The largest pay-TV providers, covering about 92% of the market, lost 1.93 million video subscribers in Q2, up from 1.24 million lost the same quarter a year earlier, Leichtman Research Group said Friday. Those providers combined have about 72.2 million subs, including 39.5 million among the largest cable companies, 25.5 million among other traditional pay-TV services, and the top publicly reporting virtual MVPDs have about 7.2 million, it said. It said the cable providers lost about 950,000 subs in the most-recent quarter, compared with a year-over-year loss of 590,000, while vMVPDs lost about 265,000 subs compared to a gain of about 55,000 a year earlier. It said telco and DBS losses for the most-recent quarter were about 710,000, about the same as they were in Q2 2021.
U.S. consumer spending on home entertainment content topped $17.9 billion in 2022's first half, an 11.3% increase from January-June in 2021, reported the Digital Entertainment Group Wednesday. Subscription VOD spending led all categories, rising 17.3% to $14.56 billion, said DEG. Sell-through of packaged media fell 16.3% to $793.2 million, it said. “The surge in theatrical new releases” did benefit 4K Blu-ray, where spending increased 33%, said DEG. “High-profile catalog classics,” including The Godfather trilogy, also contributed to 4K Blu-ray’s better performance in the half, it said.
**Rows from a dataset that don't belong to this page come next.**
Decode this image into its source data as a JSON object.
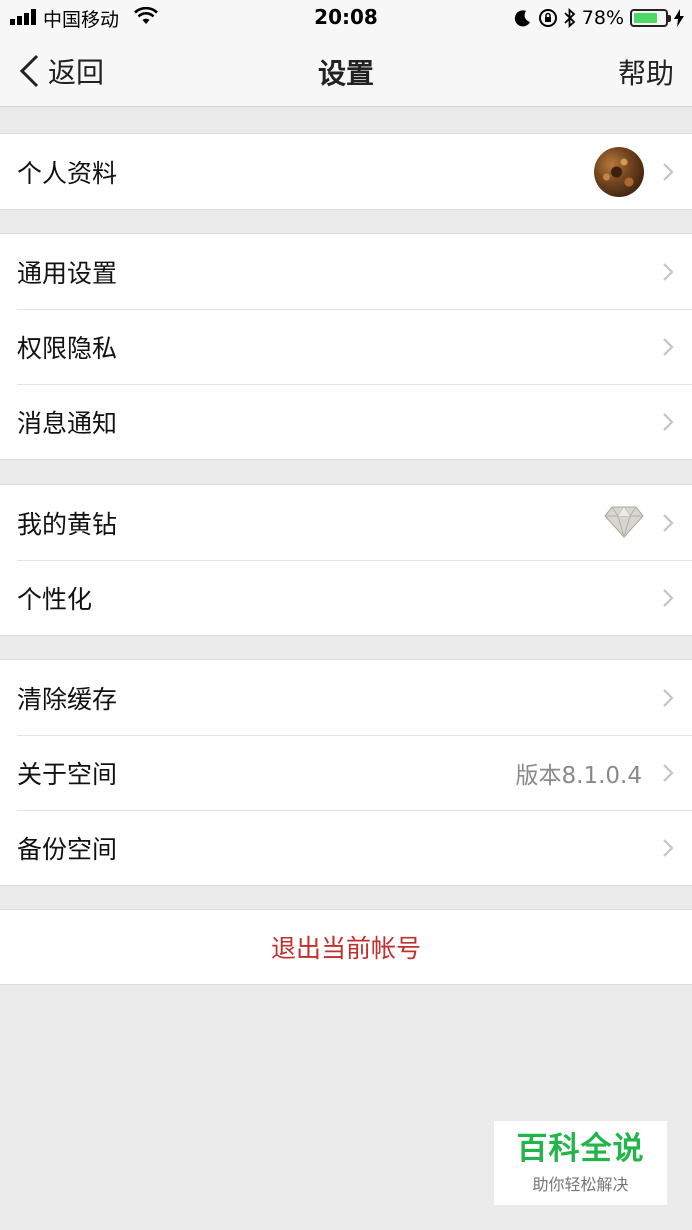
{
  "status_bar": {
    "carrier": "中国移动",
    "time": "20:08",
    "battery": "78%",
    "battery_level": 0.78
  },
  "nav": {
    "back_label": "返回",
    "title": "设置",
    "help_label": "帮助"
  },
  "groups": [
    {
      "items": [
        {
          "label": "个人资料",
          "accessory": "avatar"
        }
      ]
    },
    {
      "items": [
        {
          "label": "通用设置"
        },
        {
          "label": "权限隐私"
        },
        {
          "label": "消息通知"
        }
      ]
    },
    {
      "items": [
        {
          "label": "我的黄钻",
          "accessory": "diamond-icon"
        },
        {
          "label": "个性化"
        }
      ]
    },
    {
      "items": [
        {
          "label": "清除缓存"
        },
        {
          "label": "关于空间",
          "value": "版本8.1.0.4"
        },
        {
          "label": "备份空间"
        }
      ]
    }
  ],
  "logout": {
    "label": "退出当前帐号",
    "color": "#c0302c"
  },
  "watermark": {
    "title": "百科全说",
    "subtitle": "助你轻松解决"
  },
  "colors": {
    "background": "#ebebeb",
    "accent_green": "#22b54a",
    "danger_red": "#c0302c"
  }
}
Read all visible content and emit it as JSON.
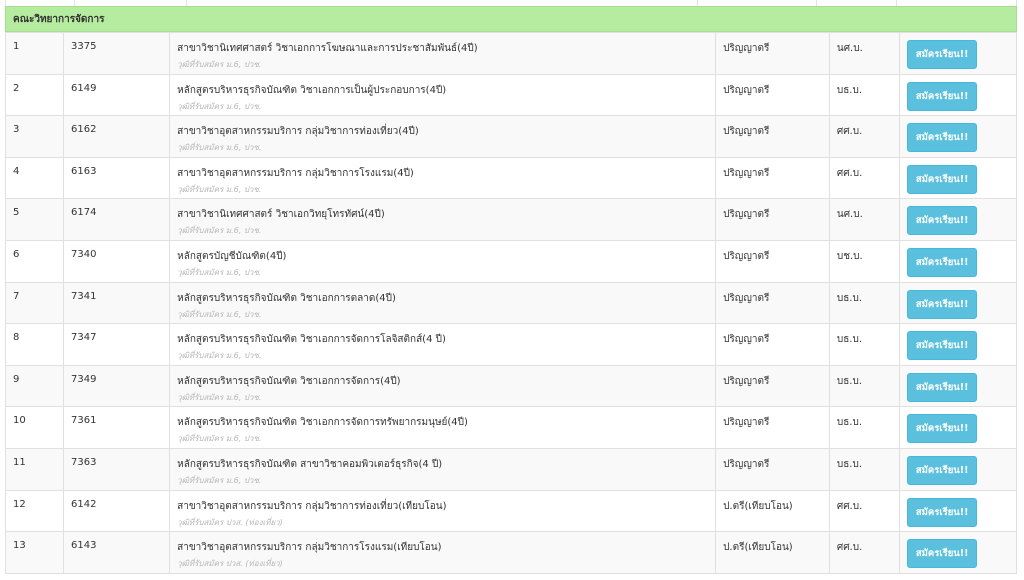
{
  "section_title": "คณะวิทยาการจัดการ",
  "apply_label": "สมัครเรียน!!",
  "rows": [
    {
      "no": "1",
      "code": "3375",
      "name": "สาขาวิชานิเทศศาสตร์ วิชาเอกการโฆษณาและการประชาสัมพันธ์(4ปี)",
      "note": "วุฒิที่รับสมัคร ม.6, ปวช.",
      "degree": "ปริญญาตรี",
      "abbr": "นศ.บ."
    },
    {
      "no": "2",
      "code": "6149",
      "name": "หลักสูตรบริหารธุรกิจบัณฑิต วิชาเอกการเป็นผู้ประกอบการ(4ปี)",
      "note": "วุฒิที่รับสมัคร ม.6, ปวช.",
      "degree": "ปริญญาตรี",
      "abbr": "บธ.บ."
    },
    {
      "no": "3",
      "code": "6162",
      "name": "สาขาวิชาอุตสาหกรรมบริการ กลุ่มวิชาการท่องเที่ยว(4ปี)",
      "note": "วุฒิที่รับสมัคร ม.6, ปวช.",
      "degree": "ปริญญาตรี",
      "abbr": "ศศ.บ."
    },
    {
      "no": "4",
      "code": "6163",
      "name": "สาขาวิชาอุตสาหกรรมบริการ กลุ่มวิชาการโรงแรม(4ปี)",
      "note": "วุฒิที่รับสมัคร ม.6, ปวช.",
      "degree": "ปริญญาตรี",
      "abbr": "ศศ.บ."
    },
    {
      "no": "5",
      "code": "6174",
      "name": "สาขาวิชานิเทศศาสตร์ วิชาเอกวิทยุโทรทัศน์(4ปี)",
      "note": "วุฒิที่รับสมัคร ม.6, ปวช.",
      "degree": "ปริญญาตรี",
      "abbr": "นศ.บ."
    },
    {
      "no": "6",
      "code": "7340",
      "name": "หลักสูตรบัญชีบัณฑิต(4ปี)",
      "note": "วุฒิที่รับสมัคร ม.6, ปวช.",
      "degree": "ปริญญาตรี",
      "abbr": "บช.บ."
    },
    {
      "no": "7",
      "code": "7341",
      "name": "หลักสูตรบริหารธุรกิจบัณฑิต วิชาเอกการตลาด(4ปี)",
      "note": "วุฒิที่รับสมัคร ม.6, ปวช.",
      "degree": "ปริญญาตรี",
      "abbr": "บธ.บ."
    },
    {
      "no": "8",
      "code": "7347",
      "name": "หลักสูตรบริหารธุรกิจบัณฑิต วิชาเอกการจัดการโลจิสติกส์(4 ปี)",
      "note": "วุฒิที่รับสมัคร ม.6, ปวช.",
      "degree": "ปริญญาตรี",
      "abbr": "บธ.บ."
    },
    {
      "no": "9",
      "code": "7349",
      "name": "หลักสูตรบริหารธุรกิจบัณฑิต วิชาเอกการจัดการ(4ปี)",
      "note": "วุฒิที่รับสมัคร ม.6, ปวช.",
      "degree": "ปริญญาตรี",
      "abbr": "บธ.บ."
    },
    {
      "no": "10",
      "code": "7361",
      "name": "หลักสูตรบริหารธุรกิจบัณฑิต วิชาเอกการจัดการทรัพยากรมนุษย์(4ปี)",
      "note": "วุฒิที่รับสมัคร ม.6, ปวช.",
      "degree": "ปริญญาตรี",
      "abbr": "บธ.บ."
    },
    {
      "no": "11",
      "code": "7363",
      "name": "หลักสูตรบริหารธุรกิจบัณฑิต สาขาวิชาคอมพิวเตอร์ธุรกิจ(4 ปี)",
      "note": "วุฒิที่รับสมัคร ม.6, ปวช.",
      "degree": "ปริญญาตรี",
      "abbr": "บธ.บ."
    },
    {
      "no": "12",
      "code": "6142",
      "name": "สาขาวิชาอุตสาหกรรมบริการ กลุ่มวิชาการท่องเที่ยว(เทียบโอน)",
      "note": "วุฒิที่รับสมัคร ปวส. (ท่องเที่ยว)",
      "degree": "ป.ตรี(เทียบโอน)",
      "abbr": "ศศ.บ."
    },
    {
      "no": "13",
      "code": "6143",
      "name": "สาขาวิชาอุตสาหกรรมบริการ กลุ่มวิชาการโรงแรม(เทียบโอน)",
      "note": "วุฒิที่รับสมัคร ปวส. (ท่องเที่ยว)",
      "degree": "ป.ตรี(เทียบโอน)",
      "abbr": "ศศ.บ."
    }
  ]
}
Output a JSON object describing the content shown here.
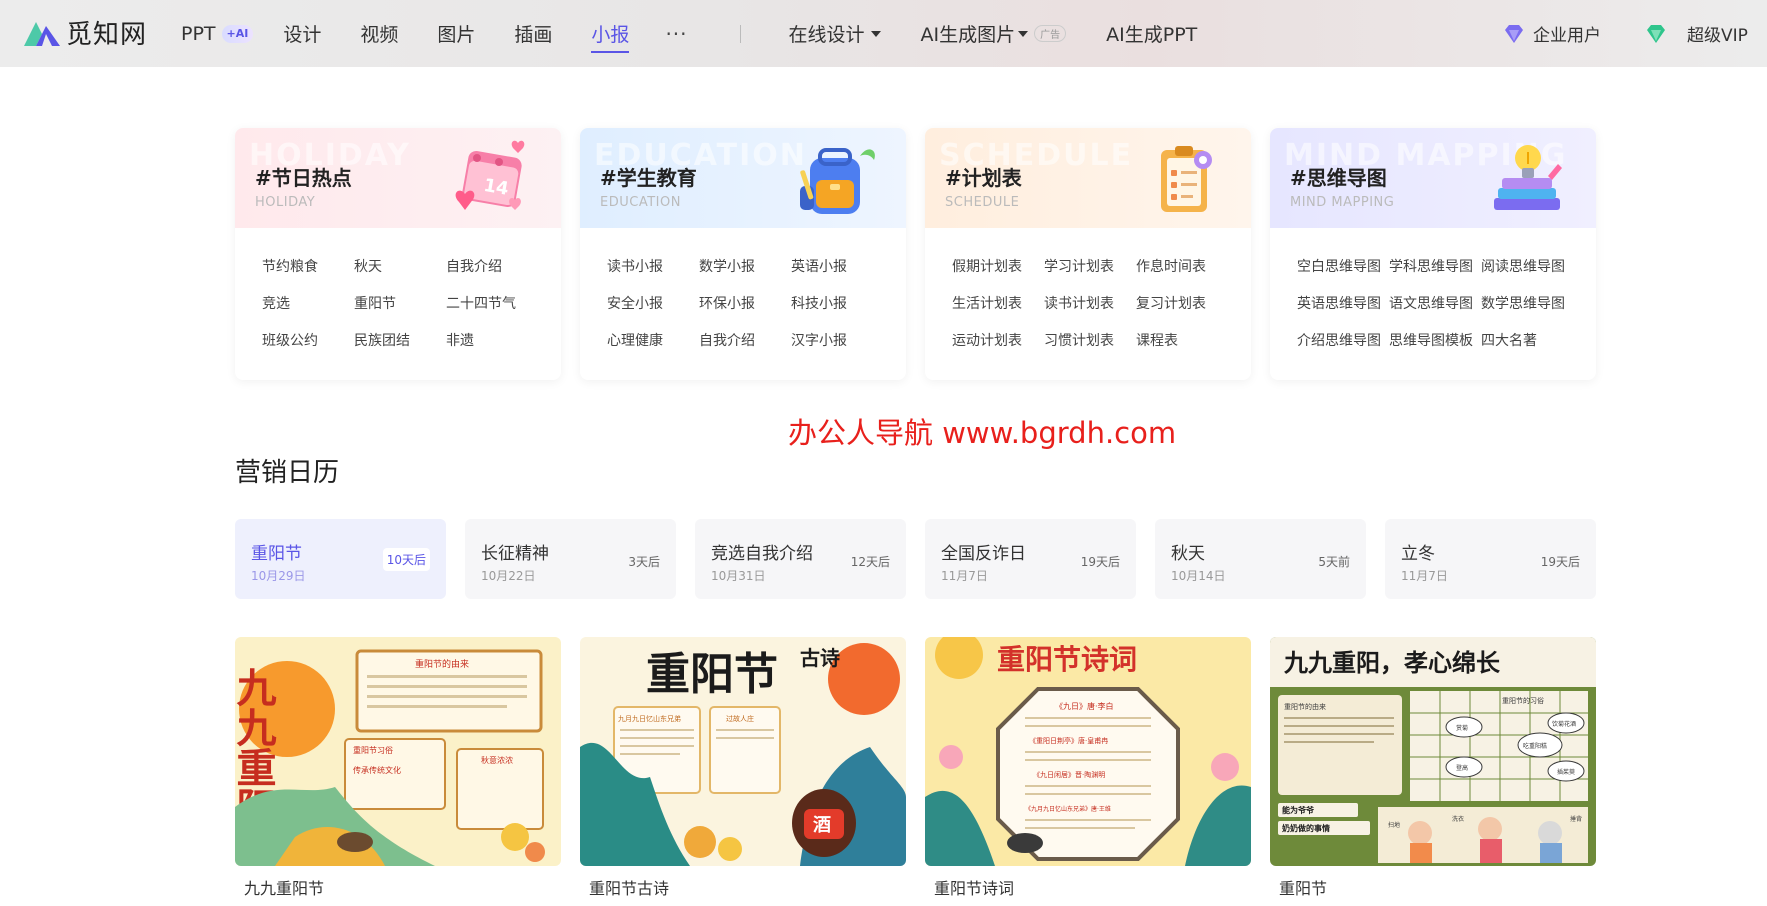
{
  "brand": {
    "name": "觅知网"
  },
  "nav": {
    "items": [
      {
        "label": "PPT",
        "badge": "+AI"
      },
      {
        "label": "设计"
      },
      {
        "label": "视频"
      },
      {
        "label": "图片"
      },
      {
        "label": "插画"
      },
      {
        "label": "小报",
        "active": true
      }
    ],
    "more": "···",
    "online_design": "在线设计",
    "ai_image": "AI生成图片",
    "ad_tag": "广告",
    "ai_ppt": "AI生成PPT",
    "enterprise": "企业用户",
    "vip": "超级VIP"
  },
  "categories": [
    {
      "title": "#节日热点",
      "sub": "HOLIDAY",
      "bg_word": "HOLIDAY",
      "icon": "calendar-hearts-icon",
      "links": [
        "节约粮食",
        "秋天",
        "自我介绍",
        "竞选",
        "重阳节",
        "二十四节气",
        "班级公约",
        "民族团结",
        "非遗"
      ]
    },
    {
      "title": "#学生教育",
      "sub": "EDUCATION",
      "bg_word": "EDUCATION",
      "icon": "backpack-icon",
      "links": [
        "读书小报",
        "数学小报",
        "英语小报",
        "安全小报",
        "环保小报",
        "科技小报",
        "心理健康",
        "自我介绍",
        "汉字小报"
      ]
    },
    {
      "title": "#计划表",
      "sub": "SCHEDULE",
      "bg_word": "SCHEDULE",
      "icon": "clipboard-gear-icon",
      "links": [
        "假期计划表",
        "学习计划表",
        "作息时间表",
        "生活计划表",
        "读书计划表",
        "复习计划表",
        "运动计划表",
        "习惯计划表",
        "课程表"
      ]
    },
    {
      "title": "#思维导图",
      "sub": "MIND MAPPING",
      "bg_word": "MIND MAPPING",
      "icon": "lightbulb-books-icon",
      "links": [
        "空白思维导图",
        "学科思维导图",
        "阅读思维导图",
        "英语思维导图",
        "语文思维导图",
        "数学思维导图",
        "介绍思维导图",
        "思维导图模板",
        "四大名著"
      ]
    }
  ],
  "watermark": "办公人导航  www.bgrdh.com",
  "calendar": {
    "title": "营销日历",
    "items": [
      {
        "name": "重阳节",
        "date": "10月29日",
        "badge": "10天后",
        "active": true
      },
      {
        "name": "长征精神",
        "date": "10月22日",
        "badge": "3天后"
      },
      {
        "name": "竞选自我介绍",
        "date": "10月31日",
        "badge": "12天后"
      },
      {
        "name": "全国反诈日",
        "date": "11月7日",
        "badge": "19天后"
      },
      {
        "name": "秋天",
        "date": "10月14日",
        "badge": "5天前"
      },
      {
        "name": "立冬",
        "date": "11月7日",
        "badge": "19天后"
      }
    ]
  },
  "posters": [
    {
      "caption": "九九重阳节",
      "headline": "九九重阳节",
      "panel_a": "重阳节的由来",
      "panel_b": "重阳节习俗",
      "panel_c": "传承传统文化",
      "panel_d": "秋意浓浓"
    },
    {
      "caption": "重阳节古诗",
      "headline": "重阳节",
      "headline_side": "古诗",
      "panel_a": "九月九日忆山东兄弟",
      "panel_b": "过故人庄",
      "seal": "酒"
    },
    {
      "caption": "重阳节诗词",
      "headline": "重阳节诗词",
      "panel_a": "《九日》唐·李白",
      "panel_b": "《重阳日荆亭》唐·皇甫冉",
      "panel_c": "《九日闲居》晋·陶渊明",
      "panel_d": "《九月九日忆山东兄弟》唐·王维"
    },
    {
      "caption": "重阳节",
      "headline": "九九重阳，孝心绵长",
      "panel_a": "重阳节的由来",
      "panel_b": "重阳节的习俗",
      "panel_c": "能为爷爷",
      "panel_d": "奶奶做的事情",
      "tags": [
        "赏菊",
        "登高",
        "吃重阳糕",
        "饮菊花酒",
        "插茱萸",
        "扫地",
        "洗衣",
        "捶背"
      ]
    }
  ],
  "colors": {
    "accent": "#5a55e6",
    "watermark": "#e8201c"
  }
}
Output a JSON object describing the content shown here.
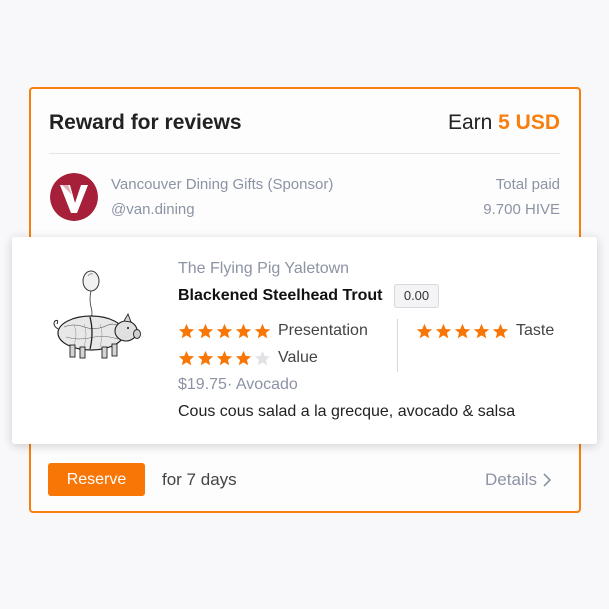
{
  "header": {
    "title": "Reward for reviews",
    "earn_label": "Earn",
    "earn_amount": "5 USD"
  },
  "sponsor": {
    "name": "Vancouver Dining Gifts (Sponsor)",
    "handle": "@van.dining",
    "logo_icon": "letter-v-logo",
    "logo_color": "#a6203a",
    "total_paid_label": "Total paid",
    "total_paid_value": "9.700 HIVE"
  },
  "dish": {
    "restaurant": "The Flying Pig Yaletown",
    "name": "Blackened Steelhead Trout",
    "score": "0.00",
    "image_icon": "flying-pig-illustration",
    "ratings": [
      {
        "label": "Presentation",
        "stars": 5
      },
      {
        "label": "Value",
        "stars": 4
      },
      {
        "label": "Taste",
        "stars": 5
      }
    ],
    "price": "$19.75",
    "price_separator": "·",
    "diet": "Avocado",
    "description": "Cous cous salad a la grecque, avocado & salsa"
  },
  "footer": {
    "reserve_label": "Reserve",
    "duration": "for 7 days",
    "details_label": "Details",
    "details_icon": "chevron-right-icon"
  },
  "colors": {
    "accent": "#f77f0d",
    "star_filled": "#f77606",
    "star_empty": "#e2e2e6",
    "muted_text": "#8b93a4"
  }
}
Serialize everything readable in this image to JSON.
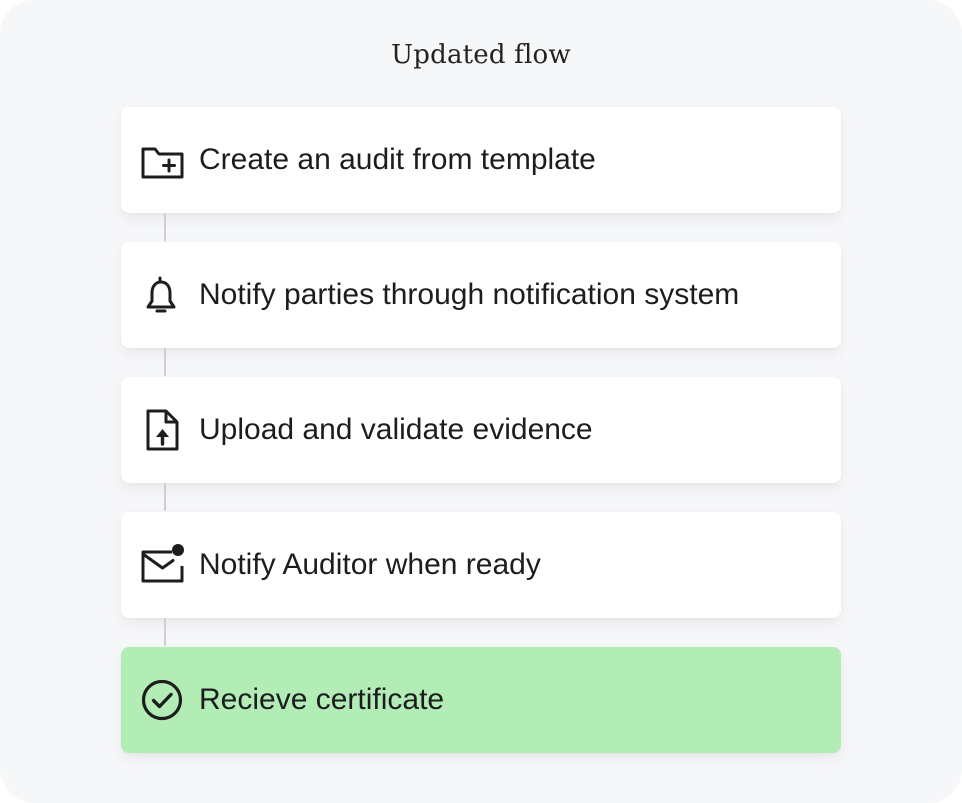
{
  "flow": {
    "title": "Updated flow",
    "steps": [
      {
        "label": "Create an audit from template",
        "icon": "folder-plus-icon",
        "state": "default"
      },
      {
        "label": "Notify parties through notification system",
        "icon": "bell-icon",
        "state": "default"
      },
      {
        "label": "Upload and validate evidence",
        "icon": "file-upload-icon",
        "state": "default"
      },
      {
        "label": "Notify Auditor when ready",
        "icon": "mail-notification-icon",
        "state": "default"
      },
      {
        "label": "Recieve certificate",
        "icon": "check-circle-icon",
        "state": "done"
      }
    ]
  },
  "colors": {
    "panel_background": "#f6f7f9",
    "card_background": "#ffffff",
    "done_background": "#b2edb6",
    "connector": "#cfcfd2",
    "icon": "#1d1d1f"
  }
}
Pirating of live sports streaming is booming, with major and lesser sports franchises entering over-the-top licensing deals they might once have avoided just to protect traditional TV exclusivity, Intertrust said Tuesday. As more sports producers more to live streaming, there's a growing threat of increased losses to thriving, sophisticated online piracy operations, it said. The onus is on streaming sports licensees to have a broad-based anti-piracy strategy that includes multiple digital rights management operations, identification of pirate sources and disruption of their operations in real time without adding latency to live viewing, it said.